I was pretty sore at the time, for I’d spent a lot of my pay on sending her presents and I’d even written a poem to her. It was lost with some of my kit in the big push before the Armistice, but it was a bit on the lines of some of the stuff in C. J. Dennis’

  ‘Sentimental Bloke’. Funny, if you come to think of it, his girl being called Doreen and mine Irene. I did think of copying out one of his poems and putting Irene instead of Doreen, as they rhyme, but I was afraid Irene might spot it, as she has quite a literary bent. However, it turned out to be the best day’s work she ever did for me, so I don’t bear her a grudge.

  Well, naturally, things being so black, I spent my leaves in Paris and never thought of Auntie again. Paris is all right, but give me Sydney every time, or even Melbourne. Paris doesn’t have the same homey feeling.
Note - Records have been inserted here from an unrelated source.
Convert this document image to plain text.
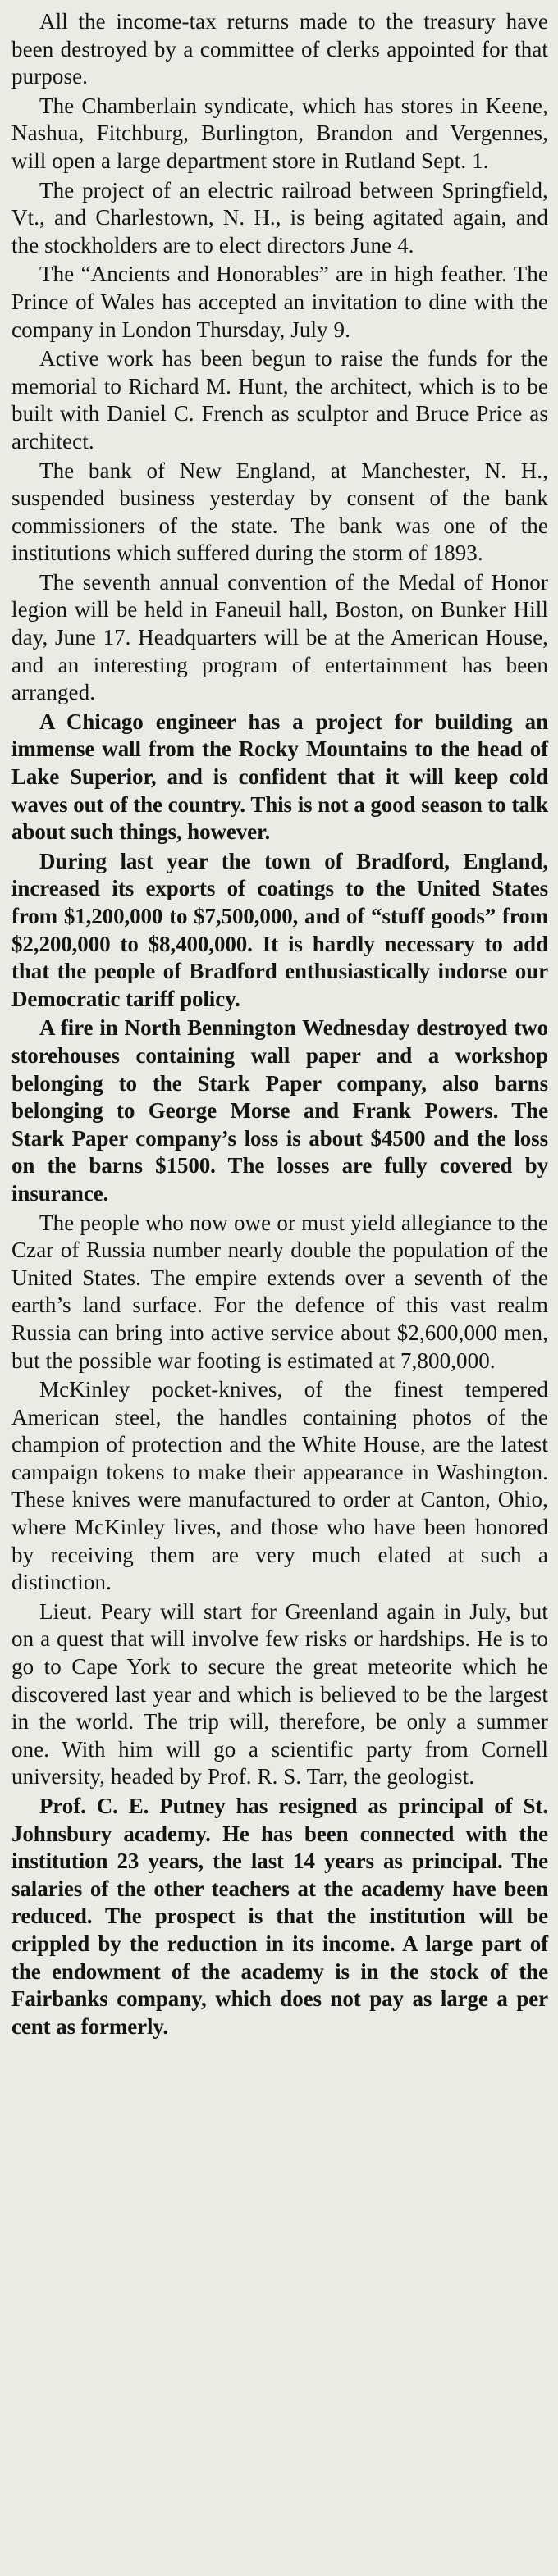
All the income-tax returns made to the treasury have been destroyed by a committee of clerks appointed for that purpose.

The Chamberlain syndicate, which has stores in Keene, Nashua, Fitchburg, Burlington, Brandon and Vergennes, will open a large department store in Rutland Sept. 1.

The project of an electric railroad between Springfield, Vt., and Charlestown, N. H., is being agitated again, and the stockholders are to elect directors June 4.

The “Ancients and Honorables” are in high feather. The Prince of Wales has accepted an invitation to dine with the company in London Thursday, July 9.

Active work has been begun to raise the funds for the memorial to Richard M. Hunt, the architect, which is to be built with Daniel C. French as sculptor and Bruce Price as architect.

The bank of New England, at Manchester, N. H., suspended business yesterday by consent of the bank commissioners of the state. The bank was one of the institutions which suffered during the storm of 1893.

The seventh annual convention of the Medal of Honor legion will be held in Faneuil hall, Boston, on Bunker Hill day, June 17. Headquarters will be at the American House, and an interesting program of entertainment has been arranged.

A Chicago engineer has a project for building an immense wall from the Rocky Mountains to the head of Lake Superior, and is confident that it will keep cold waves out of the country. This is not a good season to talk about such things, however.

During last year the town of Bradford, England, increased its exports of coatings to the United States from $1,200,000 to $7,500,000, and of “stuff goods” from $2,200,000 to $8,400,000. It is hardly necessary to add that the people of Bradford enthusiastically indorse our Democratic tariff policy.

A fire in North Bennington Wednesday destroyed two storehouses containing wall paper and a workshop belonging to the Stark Paper company, also barns belonging to George Morse and Frank Powers. The Stark Paper company’s loss is about $4500 and the loss on the barns $1500. The losses are fully covered by insurance.

The people who now owe or must yield allegiance to the Czar of Russia number nearly double the population of the United States. The empire extends over a seventh of the earth’s land surface. For the defence of this vast realm Russia can bring into active service about $2,600,000 men, but the possible war footing is estimated at 7,800,000.

McKinley pocket-knives, of the finest tempered American steel, the handles containing photos of the champion of protection and the White House, are the latest campaign tokens to make their appearance in Washington. These knives were manufactured to order at Canton, Ohio, where McKinley lives, and those who have been honored by receiving them are very much elated at such a distinction.

Lieut. Peary will start for Greenland again in July, but on a quest that will involve few risks or hardships. He is to go to Cape York to secure the great meteorite which he discovered last year and which is believed to be the largest in the world. The trip will, therefore, be only a summer one. With him will go a scientific party from Cornell university, headed by Prof. R. S. Tarr, the geologist.

Prof. C. E. Putney has resigned as principal of St. Johnsbury academy. He has been connected with the institution 23 years, the last 14 years as principal. The salaries of the other teachers at the academy have been reduced. The prospect is that the institution will be crippled by the reduction in its income. A large part of the endowment of the academy is in the stock of the Fairbanks company, which does not pay as large a per cent as formerly.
  I had got my majority before the Armistice, and a friend I had at H.Q. put me wise about what to do next. He said some would be lucky enough to get sent home at once, but a lot would get stuck in England or France, and the best thing I could do was to apply under the Non-Military Employment Scheme. I went into it with him and it sounded a bonzer business. You got indefinite leave, on pay, to learn up your special subject, and our fellows were going for it bald-headed. Doctors, lawyers, architects, engineers, wool-mill owners, chemists, all sorts and kinds, it was the chance of their lives. They did say that old Colonel Rosenheim, the one that was one of the biggest crooks on the Randwick racecourse, got a job with some English bookies, but they couldn’t teach him anything. But I can’t say for certain. It was one of the best schemes the A.I.F. ever put up, and I was lucky to get in early on it. I had met one of your big English surgeons at a base hospital in France where we were short-handed, and we chummed up, and he told me to let him know if ever I wanted a job. So I wrote to him and he offered me a research job under him in his own hospital. It was my own special line of work, head operations mostly, and I jumped at it. So my pal at H.Q. wangled the thing for me, and there I was, on major’s pay, and you know the Australian pay was a lot better than the English, doing the job of my heart with a man I liked. Luckily there were plenty of bad head wounds, so I was hard at it, learning every day and reading up the newest stuff most nights. I might go out with a pal now and again, but I stuck pretty close to work.